Designing a garden to include lots of fruit is always satisfying: at this time of year my imagination leaps off the page and sees next year’s mini orchard in full harvest. Apple trees are especially popular – did you know that Britain is “apple monarch of the world” with over 2000 varieties available?
This year’s weather has affected the apple harvest, by reducing the quantity and quality, and generally giving a later harvest. A single apple tree can produce up to 200 apples and live for 100 years, so there is time for another harvest, a better harvest.
Not sure when to pick your apples? If they’re dropping to the ground as ripe rather than unripe ‘windfalls’ then it’s time to start picking. Cup the apple in your hand and twist gently; they should drop easily into your hand. Not all the apples may be ripe at the same time, so it may take 3 ‘goes’ at picking before the whole tree has been cropped.
What if you don’t have an apple tree of your own? If you’re thinking of buying one or two, now is an excellent time to taste different varieties and see which you prefer. You may find a good selection of apples at your local farmers market or farm shop. If you fancy them fresh off the tree why not find out if there’s an apple tasting day near you?
There are apple festivals aplenty – including one at Brogdale, home of the National Fruit Collection, where they’re also celebrating their diamond jubilee this year, just like Queen Elizabeth II. The National Fruit Collection at Brogdale houses the world’s largest collection of temperate fruit on a single site. To see row upon row of apple trees is an impressive sight. And then you move on to the pear trees, the quince, the medlar, the plums, the cherries…
Choosing an apple tree isn’t just about taste of course, the size of the tree, whether you’d like a free standing tree or a trained form are also important considerations. Trained forms are particularly suitable for smaller areas as they make use of often overlooked space, for example, training an espalier along a fence. Single cordon apples can be grown in a large pot, ideal for a patio; I remember seeing some of these at Trinity Buoy Wharf many years ago, as part of ‘growing food in the city’ project.

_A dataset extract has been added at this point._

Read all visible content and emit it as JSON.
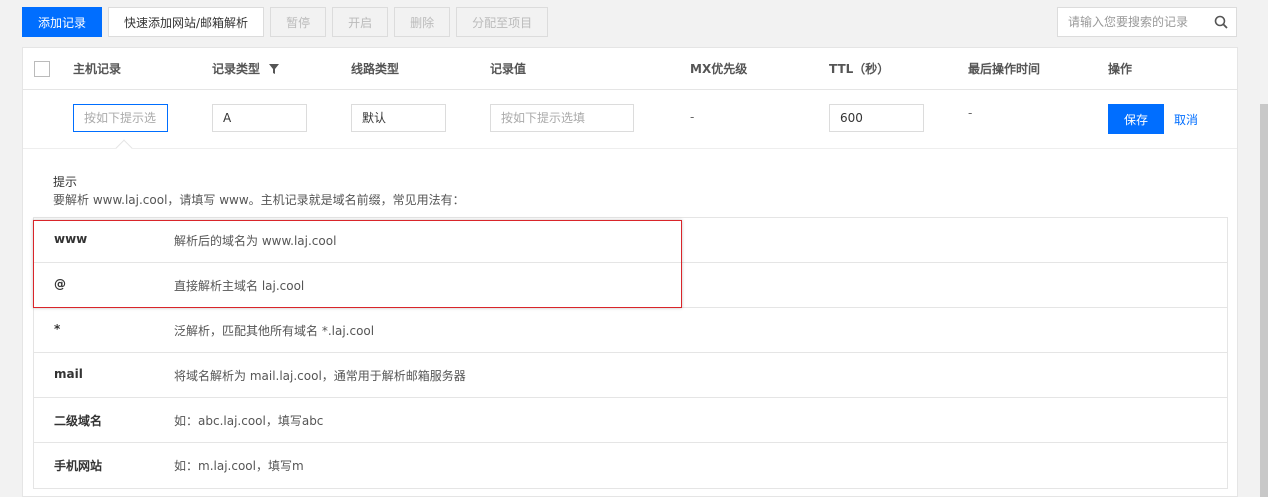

But perhaps you fancy a tree with history? If you’re a scientist perhaps the Isaac Newton tree might appeal? The story an apple landing on his head in 1667 thus leading to Newton’s laws on gravity may tempt you to have an offspring of the same tree. The original tree stood in the garden of Newton’s home at Woolsthorpe manor, in Lincolnshire, and over the years grafts have been taken to grow new Newton trees. It is claimed that the original is still there, having regrown after falling over in a storm.
The Egyptians were among the first people to grow apples – apart from Adam and Eve in the Garden of Eden, I suppose. But the first person to grow the world famous Bramley cooking apples was Mary Ann Brailsford in the family home in Nottinghamshire in the early 19th century. If you’re wondering why they’re not called ‘MaryAnn’s’ that’s because the family moved away and it was a man called Bramley who owned the tree when some fifty years later a local nurseryman took cuttings and grew the fruit and trees commercially.
So what else do you need to know? Apple trees are sold as scions or grafts onto a rootstock. Basically, the rootstock determines the ultimate size of the tree whilst the scion will give you the variety of fruit. You’ll also need more than one, or need your neighbours to have a tree as well, as apples are not self-fertile.